Plusieurs laboratoires français travaillent actuellement sur des réseaux de neurones artificiels, inspirés de l'architecture du cerveau. Ce modèle mobilise plusieurs techniques permettant d'augmenter nettement l'efficacité énergétique, comme la communication asynchrone, la communication analogique plutôt que numérique pour certaines tâches, la diminution de la précision pour les tâches qui n'en requiert pas (ce qui n'est pas possible avec le modèle de Von Neumann dans la mesure où l'horloge contrôle l'ensemble des échanges de manière synchrone), le rapprochement de la mémoire et de l'unité de calcul, la limitation des accès à la mémoire (qui représentent 90% de la consommation énergétique) ou encore l'utilisation de composants alternatifs aux transistors (encore utilisés par certains chercheurs car polyvalents, très bien connus et pouvant rapidement être mis en œuvre à grande échelle).
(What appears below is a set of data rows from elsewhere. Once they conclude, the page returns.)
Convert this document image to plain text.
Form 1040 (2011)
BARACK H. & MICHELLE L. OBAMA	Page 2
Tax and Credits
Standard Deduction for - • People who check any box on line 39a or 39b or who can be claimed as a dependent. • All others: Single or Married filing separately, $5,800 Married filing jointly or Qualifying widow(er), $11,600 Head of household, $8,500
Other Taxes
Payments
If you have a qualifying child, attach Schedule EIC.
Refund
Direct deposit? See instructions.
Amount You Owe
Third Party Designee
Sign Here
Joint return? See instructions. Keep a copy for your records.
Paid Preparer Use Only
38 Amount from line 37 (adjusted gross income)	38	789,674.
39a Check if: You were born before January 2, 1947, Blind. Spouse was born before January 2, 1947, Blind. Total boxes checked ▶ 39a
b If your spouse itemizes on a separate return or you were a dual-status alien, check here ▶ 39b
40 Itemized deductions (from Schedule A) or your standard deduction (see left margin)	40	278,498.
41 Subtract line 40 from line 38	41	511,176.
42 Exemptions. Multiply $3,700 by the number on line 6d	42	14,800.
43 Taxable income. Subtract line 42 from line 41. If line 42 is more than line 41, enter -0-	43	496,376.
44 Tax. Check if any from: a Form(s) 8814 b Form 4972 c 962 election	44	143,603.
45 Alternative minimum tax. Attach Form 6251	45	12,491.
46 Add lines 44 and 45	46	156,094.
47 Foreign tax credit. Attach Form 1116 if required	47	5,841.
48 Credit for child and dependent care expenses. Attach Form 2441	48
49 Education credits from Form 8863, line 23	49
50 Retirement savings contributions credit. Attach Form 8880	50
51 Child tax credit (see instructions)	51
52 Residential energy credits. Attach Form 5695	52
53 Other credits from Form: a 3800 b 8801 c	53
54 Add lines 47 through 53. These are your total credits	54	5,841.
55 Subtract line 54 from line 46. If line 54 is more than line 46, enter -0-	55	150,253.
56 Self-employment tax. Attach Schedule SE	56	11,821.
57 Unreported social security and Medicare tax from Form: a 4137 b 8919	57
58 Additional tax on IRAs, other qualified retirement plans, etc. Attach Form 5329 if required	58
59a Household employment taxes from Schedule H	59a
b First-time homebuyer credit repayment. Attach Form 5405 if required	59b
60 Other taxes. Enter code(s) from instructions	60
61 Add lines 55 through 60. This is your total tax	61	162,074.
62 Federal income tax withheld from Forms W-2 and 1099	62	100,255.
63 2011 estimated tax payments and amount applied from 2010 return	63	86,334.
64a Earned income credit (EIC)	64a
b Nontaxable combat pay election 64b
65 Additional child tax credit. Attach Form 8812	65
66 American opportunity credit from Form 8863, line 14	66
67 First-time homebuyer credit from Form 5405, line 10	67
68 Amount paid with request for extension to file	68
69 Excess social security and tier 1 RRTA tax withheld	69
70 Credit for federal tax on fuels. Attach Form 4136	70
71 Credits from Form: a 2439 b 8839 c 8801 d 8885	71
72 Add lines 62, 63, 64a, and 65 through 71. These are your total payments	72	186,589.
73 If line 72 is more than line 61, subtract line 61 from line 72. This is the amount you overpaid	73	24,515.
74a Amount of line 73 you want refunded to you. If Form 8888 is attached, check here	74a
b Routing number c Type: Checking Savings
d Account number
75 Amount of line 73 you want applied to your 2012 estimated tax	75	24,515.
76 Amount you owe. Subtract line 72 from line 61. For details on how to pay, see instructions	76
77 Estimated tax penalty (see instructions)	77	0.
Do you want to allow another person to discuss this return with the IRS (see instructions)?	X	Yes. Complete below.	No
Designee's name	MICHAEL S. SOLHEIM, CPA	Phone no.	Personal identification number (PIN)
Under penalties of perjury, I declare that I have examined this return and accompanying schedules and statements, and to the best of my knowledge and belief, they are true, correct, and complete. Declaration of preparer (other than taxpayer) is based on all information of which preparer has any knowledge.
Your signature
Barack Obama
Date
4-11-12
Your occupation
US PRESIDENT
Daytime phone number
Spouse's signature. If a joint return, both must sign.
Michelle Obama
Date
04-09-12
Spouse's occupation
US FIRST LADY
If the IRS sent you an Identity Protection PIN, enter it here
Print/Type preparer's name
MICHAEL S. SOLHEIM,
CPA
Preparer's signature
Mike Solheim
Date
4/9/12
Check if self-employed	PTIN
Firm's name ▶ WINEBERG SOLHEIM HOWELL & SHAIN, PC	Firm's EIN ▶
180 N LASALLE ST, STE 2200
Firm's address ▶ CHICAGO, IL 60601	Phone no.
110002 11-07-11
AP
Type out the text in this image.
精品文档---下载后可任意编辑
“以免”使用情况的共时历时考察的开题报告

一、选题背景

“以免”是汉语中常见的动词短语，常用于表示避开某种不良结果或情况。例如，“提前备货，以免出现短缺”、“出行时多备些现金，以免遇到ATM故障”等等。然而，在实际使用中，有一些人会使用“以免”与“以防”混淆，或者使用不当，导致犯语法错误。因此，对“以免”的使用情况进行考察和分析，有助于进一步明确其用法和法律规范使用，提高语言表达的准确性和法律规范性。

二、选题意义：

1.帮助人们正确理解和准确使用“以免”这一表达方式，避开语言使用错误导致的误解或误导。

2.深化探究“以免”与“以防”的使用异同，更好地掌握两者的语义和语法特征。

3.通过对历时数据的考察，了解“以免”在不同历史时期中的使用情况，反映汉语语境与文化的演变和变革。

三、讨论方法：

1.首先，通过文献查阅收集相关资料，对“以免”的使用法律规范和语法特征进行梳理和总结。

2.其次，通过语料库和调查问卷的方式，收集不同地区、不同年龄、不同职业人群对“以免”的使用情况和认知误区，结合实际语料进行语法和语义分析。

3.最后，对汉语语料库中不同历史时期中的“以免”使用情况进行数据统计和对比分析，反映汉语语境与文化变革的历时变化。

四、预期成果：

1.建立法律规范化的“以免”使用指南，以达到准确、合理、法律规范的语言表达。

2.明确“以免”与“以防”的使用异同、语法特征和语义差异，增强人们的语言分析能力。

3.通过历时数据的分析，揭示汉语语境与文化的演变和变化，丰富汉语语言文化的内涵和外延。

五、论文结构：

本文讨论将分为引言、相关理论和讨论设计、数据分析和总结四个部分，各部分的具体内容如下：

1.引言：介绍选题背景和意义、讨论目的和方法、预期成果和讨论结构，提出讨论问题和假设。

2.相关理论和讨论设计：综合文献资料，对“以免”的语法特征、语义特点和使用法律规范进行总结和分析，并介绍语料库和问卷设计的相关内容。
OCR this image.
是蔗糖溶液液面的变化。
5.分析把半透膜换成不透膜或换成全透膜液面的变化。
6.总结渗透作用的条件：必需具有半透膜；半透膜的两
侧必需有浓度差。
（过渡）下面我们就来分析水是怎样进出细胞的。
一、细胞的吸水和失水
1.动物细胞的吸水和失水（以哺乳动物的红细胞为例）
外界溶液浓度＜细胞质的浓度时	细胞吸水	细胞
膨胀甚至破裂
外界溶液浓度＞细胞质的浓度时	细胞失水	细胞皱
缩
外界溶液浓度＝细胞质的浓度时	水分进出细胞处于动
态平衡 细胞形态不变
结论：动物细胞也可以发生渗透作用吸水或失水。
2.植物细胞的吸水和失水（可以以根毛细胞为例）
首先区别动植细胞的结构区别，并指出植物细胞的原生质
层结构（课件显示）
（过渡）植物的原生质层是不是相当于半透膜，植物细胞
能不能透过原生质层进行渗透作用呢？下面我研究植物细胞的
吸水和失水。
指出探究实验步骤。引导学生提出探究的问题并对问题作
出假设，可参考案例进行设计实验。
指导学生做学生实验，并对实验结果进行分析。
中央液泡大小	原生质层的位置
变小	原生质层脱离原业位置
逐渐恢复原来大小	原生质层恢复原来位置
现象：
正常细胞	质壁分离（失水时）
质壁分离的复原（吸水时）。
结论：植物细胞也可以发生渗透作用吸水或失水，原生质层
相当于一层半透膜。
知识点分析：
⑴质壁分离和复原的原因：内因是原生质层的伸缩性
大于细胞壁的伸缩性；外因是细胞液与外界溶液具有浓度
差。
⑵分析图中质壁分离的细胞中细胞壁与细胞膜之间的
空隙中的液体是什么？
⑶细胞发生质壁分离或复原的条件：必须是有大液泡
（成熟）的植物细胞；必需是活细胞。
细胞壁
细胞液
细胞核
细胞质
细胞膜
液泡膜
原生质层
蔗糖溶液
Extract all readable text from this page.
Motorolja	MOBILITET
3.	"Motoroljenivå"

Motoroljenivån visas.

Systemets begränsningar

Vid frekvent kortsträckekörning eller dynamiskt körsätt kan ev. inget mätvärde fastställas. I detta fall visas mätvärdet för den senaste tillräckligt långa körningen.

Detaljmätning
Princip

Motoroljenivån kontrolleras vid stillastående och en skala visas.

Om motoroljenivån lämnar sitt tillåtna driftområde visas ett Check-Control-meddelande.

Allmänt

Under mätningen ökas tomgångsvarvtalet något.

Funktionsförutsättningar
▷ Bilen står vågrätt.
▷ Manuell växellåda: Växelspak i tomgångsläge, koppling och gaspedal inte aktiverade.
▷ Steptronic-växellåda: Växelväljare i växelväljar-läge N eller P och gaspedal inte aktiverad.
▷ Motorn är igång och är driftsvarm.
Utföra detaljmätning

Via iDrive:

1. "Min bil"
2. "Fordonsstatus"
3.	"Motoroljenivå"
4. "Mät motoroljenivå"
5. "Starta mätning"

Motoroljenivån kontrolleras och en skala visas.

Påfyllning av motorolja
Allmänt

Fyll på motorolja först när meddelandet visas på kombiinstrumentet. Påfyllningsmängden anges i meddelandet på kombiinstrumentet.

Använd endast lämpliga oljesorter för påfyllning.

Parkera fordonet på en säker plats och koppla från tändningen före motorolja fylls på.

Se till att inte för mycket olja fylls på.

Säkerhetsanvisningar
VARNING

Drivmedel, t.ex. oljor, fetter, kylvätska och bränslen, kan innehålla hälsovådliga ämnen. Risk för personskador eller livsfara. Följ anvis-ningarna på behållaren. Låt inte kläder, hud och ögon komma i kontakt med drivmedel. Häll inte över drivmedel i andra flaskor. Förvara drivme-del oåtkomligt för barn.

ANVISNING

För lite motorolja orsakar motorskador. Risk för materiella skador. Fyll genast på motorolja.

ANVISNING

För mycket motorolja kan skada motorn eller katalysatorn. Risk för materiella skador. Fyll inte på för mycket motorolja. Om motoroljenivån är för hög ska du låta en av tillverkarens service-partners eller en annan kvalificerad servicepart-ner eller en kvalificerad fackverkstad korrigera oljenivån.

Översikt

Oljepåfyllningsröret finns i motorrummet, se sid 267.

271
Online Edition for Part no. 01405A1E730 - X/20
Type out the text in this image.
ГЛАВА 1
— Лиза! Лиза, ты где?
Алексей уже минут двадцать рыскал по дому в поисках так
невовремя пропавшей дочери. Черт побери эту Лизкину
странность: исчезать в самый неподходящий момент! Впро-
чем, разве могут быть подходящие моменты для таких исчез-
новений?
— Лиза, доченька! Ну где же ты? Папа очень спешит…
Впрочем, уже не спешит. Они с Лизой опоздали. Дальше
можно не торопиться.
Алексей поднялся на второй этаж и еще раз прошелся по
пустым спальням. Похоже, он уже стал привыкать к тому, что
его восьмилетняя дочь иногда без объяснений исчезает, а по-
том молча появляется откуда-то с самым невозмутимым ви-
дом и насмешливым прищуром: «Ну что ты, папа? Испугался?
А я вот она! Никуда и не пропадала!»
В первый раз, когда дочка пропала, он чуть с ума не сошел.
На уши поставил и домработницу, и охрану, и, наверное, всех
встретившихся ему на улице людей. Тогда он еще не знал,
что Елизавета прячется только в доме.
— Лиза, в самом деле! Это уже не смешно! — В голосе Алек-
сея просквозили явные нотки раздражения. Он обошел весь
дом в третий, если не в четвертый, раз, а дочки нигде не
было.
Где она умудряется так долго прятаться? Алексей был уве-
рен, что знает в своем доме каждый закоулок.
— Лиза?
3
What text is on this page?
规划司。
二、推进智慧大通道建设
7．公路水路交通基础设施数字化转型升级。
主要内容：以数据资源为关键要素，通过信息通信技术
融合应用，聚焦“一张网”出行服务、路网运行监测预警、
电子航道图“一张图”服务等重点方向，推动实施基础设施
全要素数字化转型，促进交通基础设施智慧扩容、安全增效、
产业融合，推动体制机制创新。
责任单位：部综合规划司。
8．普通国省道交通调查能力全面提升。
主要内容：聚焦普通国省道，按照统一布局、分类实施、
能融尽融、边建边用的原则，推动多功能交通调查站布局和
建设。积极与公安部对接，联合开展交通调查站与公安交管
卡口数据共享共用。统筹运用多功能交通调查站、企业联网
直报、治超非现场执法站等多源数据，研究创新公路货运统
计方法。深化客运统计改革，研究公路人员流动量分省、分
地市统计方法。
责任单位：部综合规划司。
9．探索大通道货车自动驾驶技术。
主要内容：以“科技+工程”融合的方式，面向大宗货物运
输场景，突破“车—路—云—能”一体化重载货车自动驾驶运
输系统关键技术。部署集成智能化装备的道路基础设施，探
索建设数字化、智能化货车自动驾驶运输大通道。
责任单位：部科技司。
Plusieurs applications sont détaillées dans le dossier d'Industrie & Technologie consacré à l'informatique neuromorphique : capteur à vision événementielle permettant l'analyse en temps réel, mémoires résistives à codage impulsionnel analogique et calcul dans la mémoire à l'échelle nanométrique, communication entre électronique et vivant via l'utilisation des courants de fuite des transistors classiques… Toutes ont en commun la recherche de l'efficacité énergétique.

Équilibre des forces

Au-delà des conséquences de l'IA sur l'emploi, les politiques sociales ou l'environnement, ses utilisations à des fins de discrimination raciale ou encore de tactique militaire, encouragées par un modèle capitaliste toxique, indiquent que l'IA est en mesure de modifier l'équilibre politique global. De nombreux pays tentent d'encadrer son développement, à l'image de la Russie où une loi a été promulguée en ce sens en novembre. A l'échelle internationale, le Global Partnership on Artificial Intelligence (GPAI) est en cours de création et ses futurs membres se sont réunis fin octobre à l'occasion du Global Forum on AI for Humanity. Ce groupe d'experts des pays de l'OCDE (chercheurs, représentants nationaux, entreprises) a vocation à produire des recommandations aux États en matière d'IA, sur le modèle du GIEC.